Research talk:Autoconfirmed article creation trial/Work log/2017-09-04

Add topic
From Meta, a Wikimedia project coordination wiki

Monday, September 4, 2017

[edit]

Today I'll build upon the past few days analysis of article creation and survival by looking at identifying why our article creation dataset does not appear to include deleted articles, and checking a few dozen random accounts to see if there's an easily identifiable difference between those who get their articles deleted and those who do not.

Article creation dataset

[edit]

We saw in the Sept 1 work log that our article creation dataset does not appear to include any deleted articles prior to mid-2014. There is also this suspicious dip between 2012 and 2014 that I want to investigate.

I plan to get at this by first identifying some speedy-deleted articles from that dip, then find their first revisions, and then go look at what properties those revisions have in the Data Lake to see if there's a pattern that we can use to catch those page creation events as well.
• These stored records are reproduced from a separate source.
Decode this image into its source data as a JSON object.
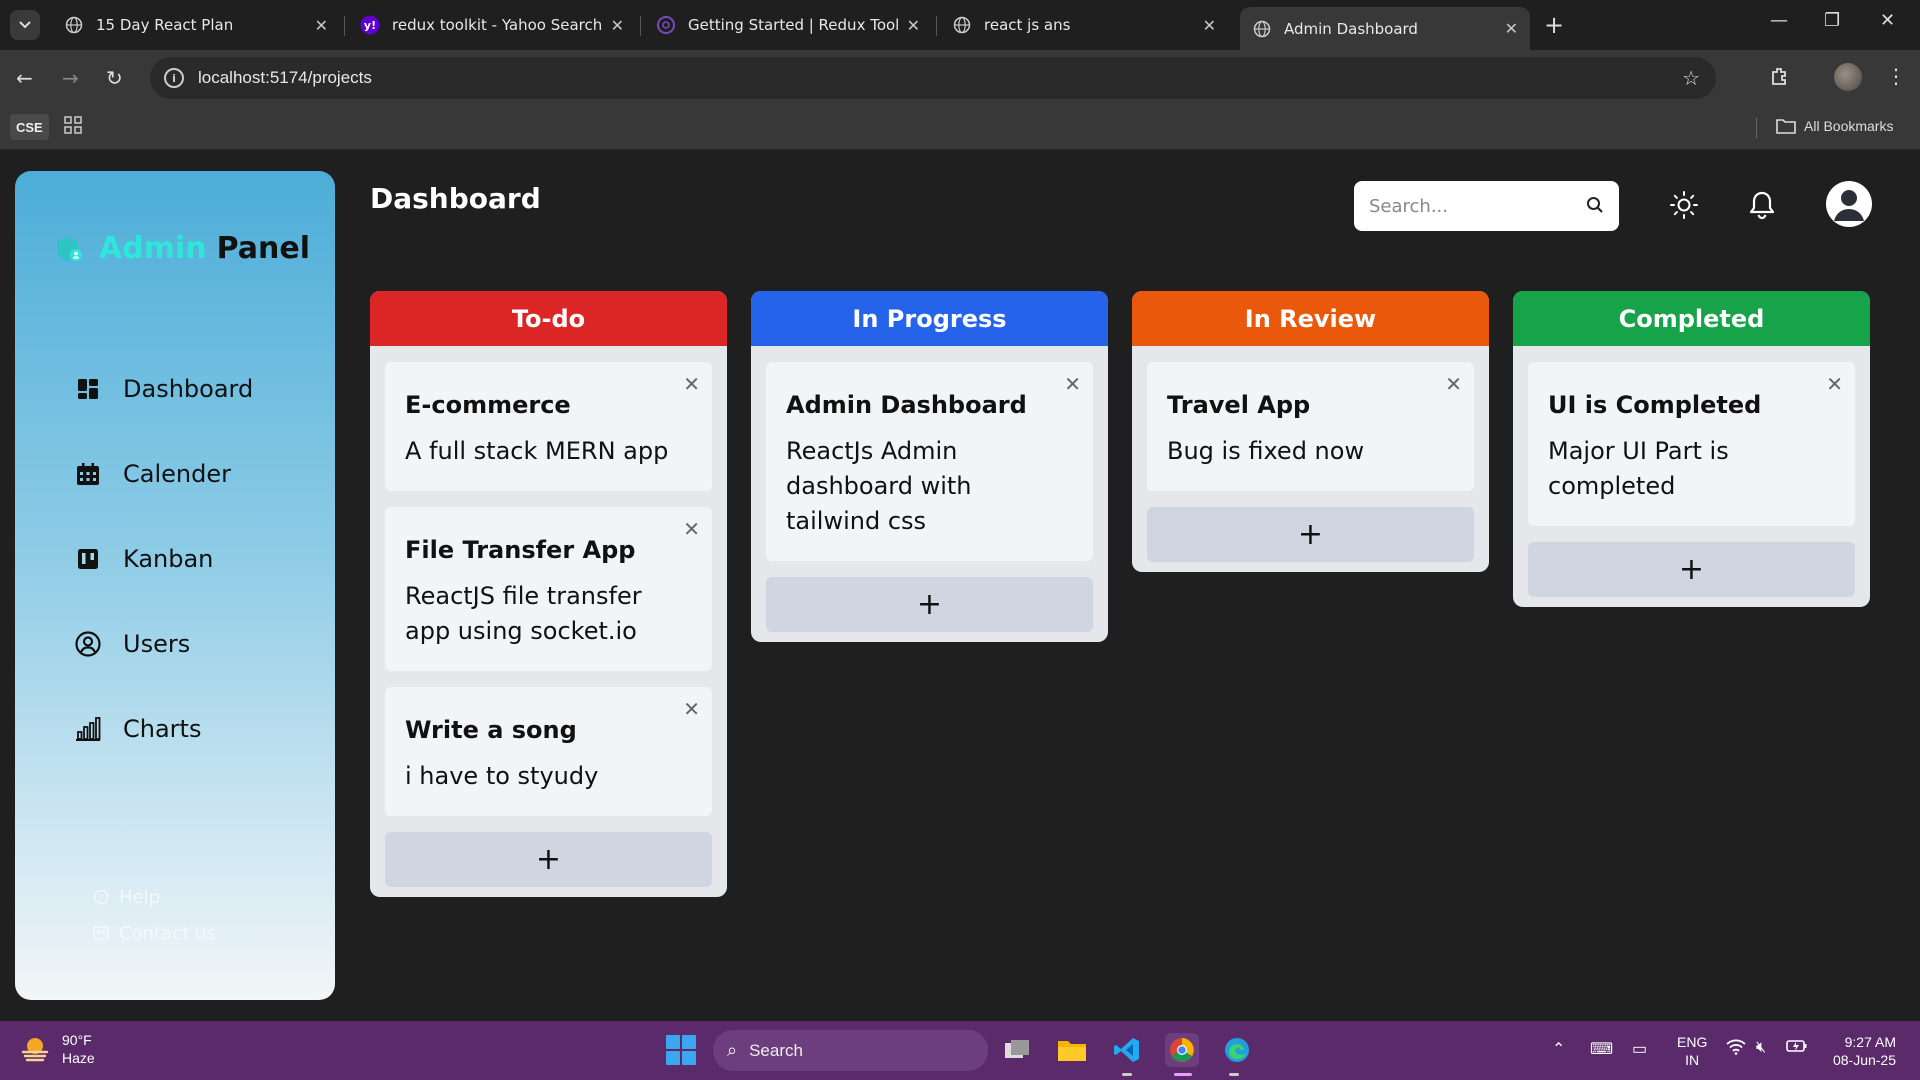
{
  "browser": {
    "tabs": [
      {
        "label": "15 Day React Plan",
        "icon": "globe-icon",
        "active": false
      },
      {
        "label": "redux toolkit - Yahoo Search Re",
        "icon": "yahoo-icon",
        "active": false
      },
      {
        "label": "Getting Started | Redux Toolkit",
        "icon": "redux-icon",
        "active": false
      },
      {
        "label": "react js ans",
        "icon": "globe-icon",
        "active": false
      },
      {
        "label": "Admin Dashboard",
        "icon": "globe-icon",
        "active": true
      }
    ],
    "url": "localhost:5174/projects",
    "bookmarks": {
      "cse_label": "CSE",
      "all_bookmarks_label": "All Bookmarks"
    }
  },
  "sidebar": {
    "brand_part1": "Admin",
    "brand_part2": "Panel",
    "items": [
      {
        "label": "Dashboard",
        "icon": "dashboard-icon"
      },
      {
        "label": "Calender",
        "icon": "calendar-icon"
      },
      {
        "label": "Kanban",
        "icon": "kanban-icon"
      },
      {
        "label": "Users",
        "icon": "user-circle-icon"
      },
      {
        "label": "Charts",
        "icon": "bar-chart-icon"
      }
    ],
    "footer": [
      {
        "label": "Help",
        "icon": "help-icon"
      },
      {
        "label": "Contact us",
        "icon": "contact-icon"
      }
    ]
  },
  "header": {
    "title": "Dashboard",
    "search_placeholder": "Search..."
  },
  "kanban": {
    "columns": [
      {
        "title": "To-do",
        "color": "#dc2626",
        "cards": [
          {
            "title": "E-commerce",
            "description": "A full stack MERN app"
          },
          {
            "title": "File Transfer App",
            "description": "ReactJS file transfer app using socket.io"
          },
          {
            "title": "Write a song",
            "description": "i have to styudy"
          }
        ]
      },
      {
        "title": "In Progress",
        "color": "#2563eb",
        "cards": [
          {
            "title": "Admin Dashboard",
            "description": "ReactJs Admin dashboard with tailwind css"
          }
        ]
      },
      {
        "title": "In Review",
        "color": "#ea580c",
        "cards": [
          {
            "title": "Travel App",
            "description": "Bug is fixed now"
          }
        ]
      },
      {
        "title": "Completed",
        "color": "#16a34a",
        "cards": [
          {
            "title": "UI is Completed",
            "description": "Major UI Part is completed"
          }
        ]
      }
    ],
    "add_label": "+",
    "close_label": "✕"
  },
  "taskbar": {
    "weather_temp": "90°F",
    "weather_desc": "Haze",
    "search_label": "Search",
    "lang_line1": "ENG",
    "lang_line2": "IN",
    "time": "9:27 AM",
    "date": "08-Jun-25"
  }
}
I looked at MusikAnimal's code for the article creation reports to see how speedy deletion events are logged. Searching for "WP:CSD" in the log comment does the job, so I used the following SQL query to get deleted articles that are roughly in the middle of the "dip" in our dataset:

SELECT *
FROM logging
WHERE log_type='delete'
AND log_action='delete'
AND log_namespace=0
AND log_timestamp >= '20130701000000'
AND log_timestamp < '20130702000000'
AND log_comment LIKE '%WP:CSD%'
LIMIT 50;

This gave me a list of 50 articles, which I then look up in the archive table to find their first edit. From those 50, I identified 33 revisions that created an article during the timespan we are interested in. Looking them up in the Data Lake, I found that we miss them because revision_parent_id is not NULL, it is instead correctly set to 0. I also see that all these revision have page_revision_count set to 1. I'll run a new query where I move the check for page_revision_count out to see if I can trust it, and where revision_parent_id can be either NULL or 0

The plot above shows the number of articles created per day in the new dataset. This looks much better than what we had before. There are peaks and dips, but there does not appear to be any clear plateau shifts in the dataset. The slowly decreasing trend in number of articles created seems also to have some easily identifiable patterns, e.g. that activity is higher in the spring and fall than in the summer.